L’équipe du Département de Médecine d’Urgence du CHU et de l’Université d’Angers en collaboration avec 15 centres de France et de Belgique, a conduit un essai évaluant l’impact d’une stratégie ciblée de prescription d’un traitement anticoagulant préventif chez les patients ayant un traumatisme d’un membre inférieur nécessitant une immobilisation.

Les résultats de cette étude coordonnée par le Dr Douillet, ont fait l’objet d’une publication le 16 février 2024 dans la revue scientifique The Lancet.

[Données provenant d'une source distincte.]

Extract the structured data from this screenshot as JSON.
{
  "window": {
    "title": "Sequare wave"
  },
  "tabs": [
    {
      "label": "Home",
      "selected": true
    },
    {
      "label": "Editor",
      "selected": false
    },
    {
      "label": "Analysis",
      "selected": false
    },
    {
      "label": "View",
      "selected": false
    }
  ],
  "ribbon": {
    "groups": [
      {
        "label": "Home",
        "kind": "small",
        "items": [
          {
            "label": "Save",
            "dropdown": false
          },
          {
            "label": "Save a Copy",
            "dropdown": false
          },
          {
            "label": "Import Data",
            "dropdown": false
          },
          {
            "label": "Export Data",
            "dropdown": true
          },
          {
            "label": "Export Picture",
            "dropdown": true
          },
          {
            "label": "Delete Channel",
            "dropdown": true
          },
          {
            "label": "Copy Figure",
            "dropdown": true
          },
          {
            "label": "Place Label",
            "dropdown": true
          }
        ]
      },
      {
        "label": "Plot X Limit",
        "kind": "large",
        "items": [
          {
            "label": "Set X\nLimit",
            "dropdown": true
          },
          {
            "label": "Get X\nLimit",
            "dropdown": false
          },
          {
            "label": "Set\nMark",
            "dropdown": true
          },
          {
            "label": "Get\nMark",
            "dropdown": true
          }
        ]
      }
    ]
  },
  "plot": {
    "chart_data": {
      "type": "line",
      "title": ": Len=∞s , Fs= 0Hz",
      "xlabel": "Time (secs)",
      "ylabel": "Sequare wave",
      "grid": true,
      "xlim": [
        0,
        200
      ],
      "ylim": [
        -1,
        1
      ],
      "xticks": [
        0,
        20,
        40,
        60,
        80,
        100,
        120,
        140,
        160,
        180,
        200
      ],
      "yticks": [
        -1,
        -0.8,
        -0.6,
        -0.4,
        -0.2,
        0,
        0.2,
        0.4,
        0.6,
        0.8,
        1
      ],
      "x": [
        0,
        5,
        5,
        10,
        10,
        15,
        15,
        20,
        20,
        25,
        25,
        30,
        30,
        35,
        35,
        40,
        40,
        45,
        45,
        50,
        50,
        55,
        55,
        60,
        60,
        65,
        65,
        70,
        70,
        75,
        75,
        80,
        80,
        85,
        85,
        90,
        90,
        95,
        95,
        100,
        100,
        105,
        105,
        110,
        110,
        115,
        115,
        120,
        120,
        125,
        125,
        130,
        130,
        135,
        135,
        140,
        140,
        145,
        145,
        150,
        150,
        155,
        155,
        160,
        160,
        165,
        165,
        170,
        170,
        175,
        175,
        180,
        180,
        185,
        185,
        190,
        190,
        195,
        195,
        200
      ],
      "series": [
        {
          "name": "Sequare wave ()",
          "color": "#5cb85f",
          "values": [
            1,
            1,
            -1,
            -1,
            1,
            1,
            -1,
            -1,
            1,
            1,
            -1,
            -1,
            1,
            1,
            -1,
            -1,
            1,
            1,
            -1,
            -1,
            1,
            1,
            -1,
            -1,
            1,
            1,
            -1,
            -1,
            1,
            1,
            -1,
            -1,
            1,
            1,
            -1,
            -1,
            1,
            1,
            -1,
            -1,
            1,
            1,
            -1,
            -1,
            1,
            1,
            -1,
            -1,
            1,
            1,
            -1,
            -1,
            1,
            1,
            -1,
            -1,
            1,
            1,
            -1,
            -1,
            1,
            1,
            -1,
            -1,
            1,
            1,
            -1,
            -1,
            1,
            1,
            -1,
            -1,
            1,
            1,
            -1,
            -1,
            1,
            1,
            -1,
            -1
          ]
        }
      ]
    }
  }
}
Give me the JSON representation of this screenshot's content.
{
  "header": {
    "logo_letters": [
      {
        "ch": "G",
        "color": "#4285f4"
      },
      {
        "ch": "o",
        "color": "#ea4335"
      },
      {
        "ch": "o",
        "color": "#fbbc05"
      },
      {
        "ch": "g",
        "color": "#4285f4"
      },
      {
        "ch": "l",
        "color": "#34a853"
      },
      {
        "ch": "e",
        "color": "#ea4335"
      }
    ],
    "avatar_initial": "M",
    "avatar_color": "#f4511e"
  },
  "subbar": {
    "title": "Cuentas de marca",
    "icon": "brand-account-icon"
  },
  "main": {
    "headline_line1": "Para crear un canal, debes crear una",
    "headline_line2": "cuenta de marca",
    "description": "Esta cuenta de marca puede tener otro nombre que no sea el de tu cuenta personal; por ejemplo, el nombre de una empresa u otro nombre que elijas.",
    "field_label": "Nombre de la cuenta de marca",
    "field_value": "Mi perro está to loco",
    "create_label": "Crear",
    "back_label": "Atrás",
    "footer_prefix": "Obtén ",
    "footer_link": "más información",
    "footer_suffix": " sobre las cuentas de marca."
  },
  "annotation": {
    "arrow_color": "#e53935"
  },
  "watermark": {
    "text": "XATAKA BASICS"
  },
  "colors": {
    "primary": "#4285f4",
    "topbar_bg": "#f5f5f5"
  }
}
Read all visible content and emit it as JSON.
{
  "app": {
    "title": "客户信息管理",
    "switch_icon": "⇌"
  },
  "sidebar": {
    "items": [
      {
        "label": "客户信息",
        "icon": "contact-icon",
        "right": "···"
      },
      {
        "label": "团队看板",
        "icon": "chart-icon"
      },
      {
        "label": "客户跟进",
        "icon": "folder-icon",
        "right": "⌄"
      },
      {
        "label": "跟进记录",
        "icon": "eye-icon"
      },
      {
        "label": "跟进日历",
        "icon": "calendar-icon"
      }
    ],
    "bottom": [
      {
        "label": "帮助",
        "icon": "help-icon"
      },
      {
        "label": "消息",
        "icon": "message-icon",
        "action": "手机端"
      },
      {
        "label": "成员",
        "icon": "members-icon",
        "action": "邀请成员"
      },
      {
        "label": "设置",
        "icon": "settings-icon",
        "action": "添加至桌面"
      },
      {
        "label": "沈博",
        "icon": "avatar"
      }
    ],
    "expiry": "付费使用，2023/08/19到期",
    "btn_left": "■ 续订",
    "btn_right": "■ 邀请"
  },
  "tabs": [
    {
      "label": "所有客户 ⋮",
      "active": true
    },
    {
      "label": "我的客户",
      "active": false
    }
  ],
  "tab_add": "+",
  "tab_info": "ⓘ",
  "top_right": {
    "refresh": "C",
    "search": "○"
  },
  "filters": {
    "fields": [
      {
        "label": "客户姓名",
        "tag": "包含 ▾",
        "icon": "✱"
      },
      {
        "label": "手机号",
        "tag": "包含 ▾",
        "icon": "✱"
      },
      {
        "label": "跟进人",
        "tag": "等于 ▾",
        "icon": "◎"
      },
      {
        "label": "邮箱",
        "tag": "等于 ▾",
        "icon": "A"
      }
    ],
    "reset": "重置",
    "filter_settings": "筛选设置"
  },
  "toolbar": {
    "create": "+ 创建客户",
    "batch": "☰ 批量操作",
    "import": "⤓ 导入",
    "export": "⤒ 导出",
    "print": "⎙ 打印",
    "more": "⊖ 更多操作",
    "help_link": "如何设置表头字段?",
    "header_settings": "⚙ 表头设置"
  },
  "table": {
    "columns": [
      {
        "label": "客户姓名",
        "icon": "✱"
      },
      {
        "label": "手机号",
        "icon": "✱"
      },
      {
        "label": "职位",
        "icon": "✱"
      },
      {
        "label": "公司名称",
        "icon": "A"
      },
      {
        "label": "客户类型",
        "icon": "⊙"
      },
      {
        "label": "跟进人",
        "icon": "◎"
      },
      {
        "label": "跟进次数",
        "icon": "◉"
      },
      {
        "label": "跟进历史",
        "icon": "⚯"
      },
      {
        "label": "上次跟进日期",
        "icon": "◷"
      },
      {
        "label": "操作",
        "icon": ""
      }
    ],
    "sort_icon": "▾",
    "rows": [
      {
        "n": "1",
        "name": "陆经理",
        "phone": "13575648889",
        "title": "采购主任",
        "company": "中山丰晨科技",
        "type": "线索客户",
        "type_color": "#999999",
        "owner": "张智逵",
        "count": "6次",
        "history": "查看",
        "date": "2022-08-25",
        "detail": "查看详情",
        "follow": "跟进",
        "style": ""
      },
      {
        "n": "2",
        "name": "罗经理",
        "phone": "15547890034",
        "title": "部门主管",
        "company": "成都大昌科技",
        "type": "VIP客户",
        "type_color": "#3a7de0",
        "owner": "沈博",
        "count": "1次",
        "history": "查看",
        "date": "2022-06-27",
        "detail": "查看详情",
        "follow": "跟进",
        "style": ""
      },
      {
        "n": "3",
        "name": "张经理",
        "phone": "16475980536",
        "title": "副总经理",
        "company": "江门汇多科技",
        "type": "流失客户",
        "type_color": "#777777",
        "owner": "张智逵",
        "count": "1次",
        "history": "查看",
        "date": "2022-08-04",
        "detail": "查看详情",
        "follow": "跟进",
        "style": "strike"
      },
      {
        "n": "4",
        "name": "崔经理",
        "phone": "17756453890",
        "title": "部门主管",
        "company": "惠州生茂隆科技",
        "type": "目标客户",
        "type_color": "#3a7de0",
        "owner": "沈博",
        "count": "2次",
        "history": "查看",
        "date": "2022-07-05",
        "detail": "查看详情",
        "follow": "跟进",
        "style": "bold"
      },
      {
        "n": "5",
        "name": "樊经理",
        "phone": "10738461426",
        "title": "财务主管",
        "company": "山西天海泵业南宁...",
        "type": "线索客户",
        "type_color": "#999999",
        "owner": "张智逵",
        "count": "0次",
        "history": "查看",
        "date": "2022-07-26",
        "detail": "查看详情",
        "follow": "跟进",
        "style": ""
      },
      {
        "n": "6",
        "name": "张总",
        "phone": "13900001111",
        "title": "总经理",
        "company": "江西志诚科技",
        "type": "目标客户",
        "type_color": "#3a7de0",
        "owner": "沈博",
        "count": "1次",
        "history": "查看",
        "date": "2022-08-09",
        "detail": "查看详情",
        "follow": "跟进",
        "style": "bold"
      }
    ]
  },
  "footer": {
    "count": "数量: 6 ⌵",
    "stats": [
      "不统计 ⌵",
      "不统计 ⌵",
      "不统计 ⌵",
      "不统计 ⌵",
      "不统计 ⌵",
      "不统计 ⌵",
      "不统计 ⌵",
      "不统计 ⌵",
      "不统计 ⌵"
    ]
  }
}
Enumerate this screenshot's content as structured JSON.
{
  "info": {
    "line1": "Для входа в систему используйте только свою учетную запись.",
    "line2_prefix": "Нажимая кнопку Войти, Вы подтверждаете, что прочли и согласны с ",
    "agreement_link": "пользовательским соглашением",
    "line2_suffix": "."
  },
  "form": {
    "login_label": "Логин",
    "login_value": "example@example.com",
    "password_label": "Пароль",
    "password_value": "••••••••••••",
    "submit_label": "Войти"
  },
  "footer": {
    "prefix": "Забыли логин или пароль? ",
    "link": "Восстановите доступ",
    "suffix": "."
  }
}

Les patients ayant un traumatisme d’un membre inférieur nécessitant une immobilisation par plâtre, résine ou attelle sont très fréquents en France (environ 10000 par jour). Ils ont un risque augmenté de développer une thrombose veineuse profonde (phlébite) ou une embolie pulmonaire. Ce risque reste cependant globalement faible (2%) et il est très variable en fonction des personnes. Les patients ayant un traumatisme constitue en effet un groupe très hétérogène allant de l’entorse de cheville chez un jeune sportif à une fracture immobilisée par plâtre chez une personne âgée. Un traitement anticoagulant par injection quotidienne a démontré son efficacité mais le prescrire à tout le monde était discutable. L’équipe d’Angers a participé à l’élaboration du score TRiP(cast) permettant d’estimer le risque de thrombose en tenant compte du type de traumatisme et d’immobilisation et des caractéristiques des patients [1].

Dans cette étude, l’équipe a évalué l’impact de la stratégie de prescription d’anticoagulant préventif guidée par le score TRiP(cast).

L'essai CASTING a été financé par un PHRC interrégional et mené dans 15 services d’urgence de France et de Belgique ; 2120 patients ont été inclus entre le 16 juin 2020 et le 15 septembre 2021.

Les centres participants étaient randomisés pour l’ordre de passage d’une phase observationnelle à une phase interventionnelle. Lors de la phase observationnelle, les patients recevaient une anticoagulation préventive selon la pratique habituelle du praticien ou du centre. Lors de la phase interventionnelle, seuls les patients ayant un score TRiP(cast) supérieur ou égal à 7 recevaient une anticoagulation préventive.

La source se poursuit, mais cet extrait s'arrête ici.